To do that, though, accountable care needs to reach beyond ACOs to payers including health insurance companies and Medicare, said John Bigalke, vice chairman and U.S. national industry leader for health sciences at Deloitte LLP. 

“ACOs are the tip of the iceberg,” he said. “How do we create [payer] systems that cross over all aspects of care, from prevention to rehabilitation?” He suggested the answer would require “a holistic view of the consumer” before that consumer is ever a patient, including focusing on long-term risks such as obesity in adolescents.

The Cleveland Clinic has taken such a view, creating preventative programs aimed at changing behaviors that have high health costs over the long term, including obesity, smoking and sedentary lifestyles. “The thing that will bankrupt the health care system is the epidemic of obesity, which accounts for 10 percent of health costs in the United States and will soon rise to 20 percent,” Cosgrove said. To combat it, the clinic has a free weight management program for employees — who have lost a collective 188,000 pounds since the program began — and a campus ban on smoking, including not hiring smokers unless they take advantage of a cessation program.

In addition to working preventative care into their models, payers in a patient-centered, accountable care model will need to remove plans that provide incentives to doctors to follow a case-by-case model, rather than a long-term, patient-centered model, Bigalke said.

Some of the blame for that case-by-case model rests with the government, admitted Anthony Rodgers, deputy administrator for the Centers for Medicare and Medicaid Services (CMS). He promised CMS is working to change it.

“The system does what it’s paid to do, and right now it’s paid to initiate transactions, and not coordinate care, because there are no consequences for not integrating care,” Rodgers explained. “We take that responsibility, and we are realigning how CMS will operate in the future.”

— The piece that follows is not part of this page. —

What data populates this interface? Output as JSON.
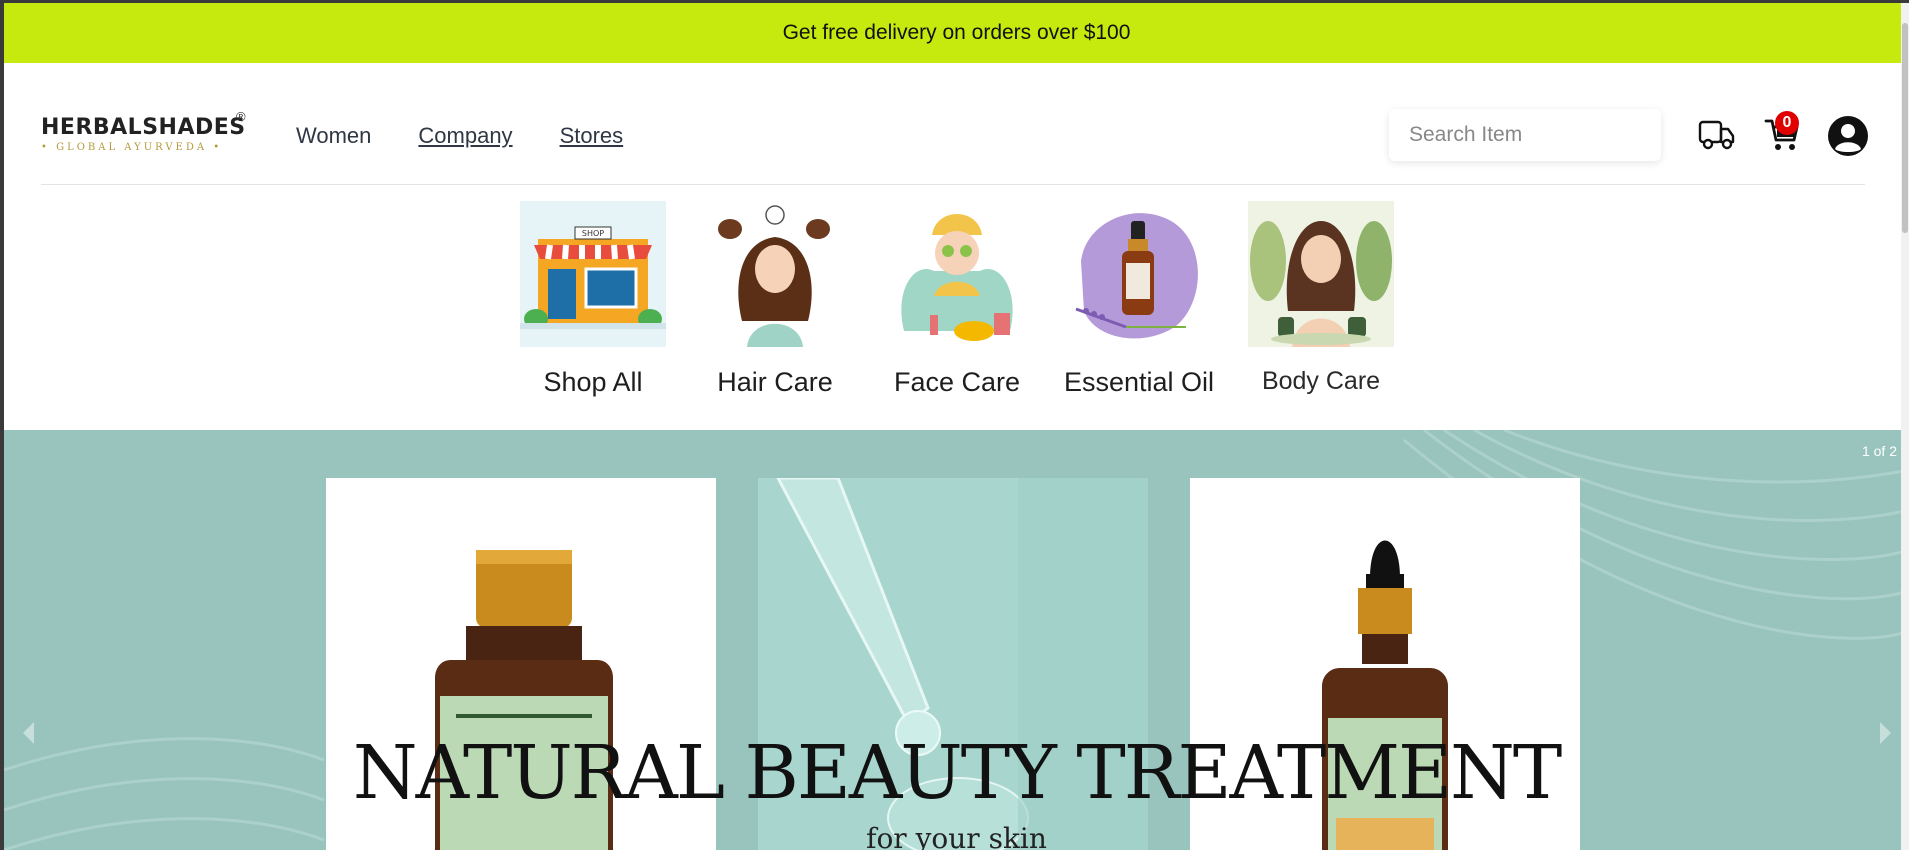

Rodgers identified three current goals for CMS: leveling out “an unjustified variance in patient safety, health care cost and quality outcomes”; reducing long-term costs; and creating a healthier population through preventative care and education. He was quick to explain that CMS would approach those goals through “descriptive policy, not proscriptive policy,” and added, “If we’re successful, there will be a less of a regulatory environment in health care.”

While there are still many unanswered questions about accountable care, the panelists agreed that the current system certainly has to change, and physicians, hospitals and payers must work together to find better ways of doing things. “The system is broken, whether you’re government, physician, or patient,” Bigalke said. “We’re losing globally despite the wonderful things we do. So try to start the conversation by giving the other party the benefit of the doubt, because they are trying to do the right thing.”

Squire, Sanders & Dempsey LLP sponsored the session, which was presented by the School of Business.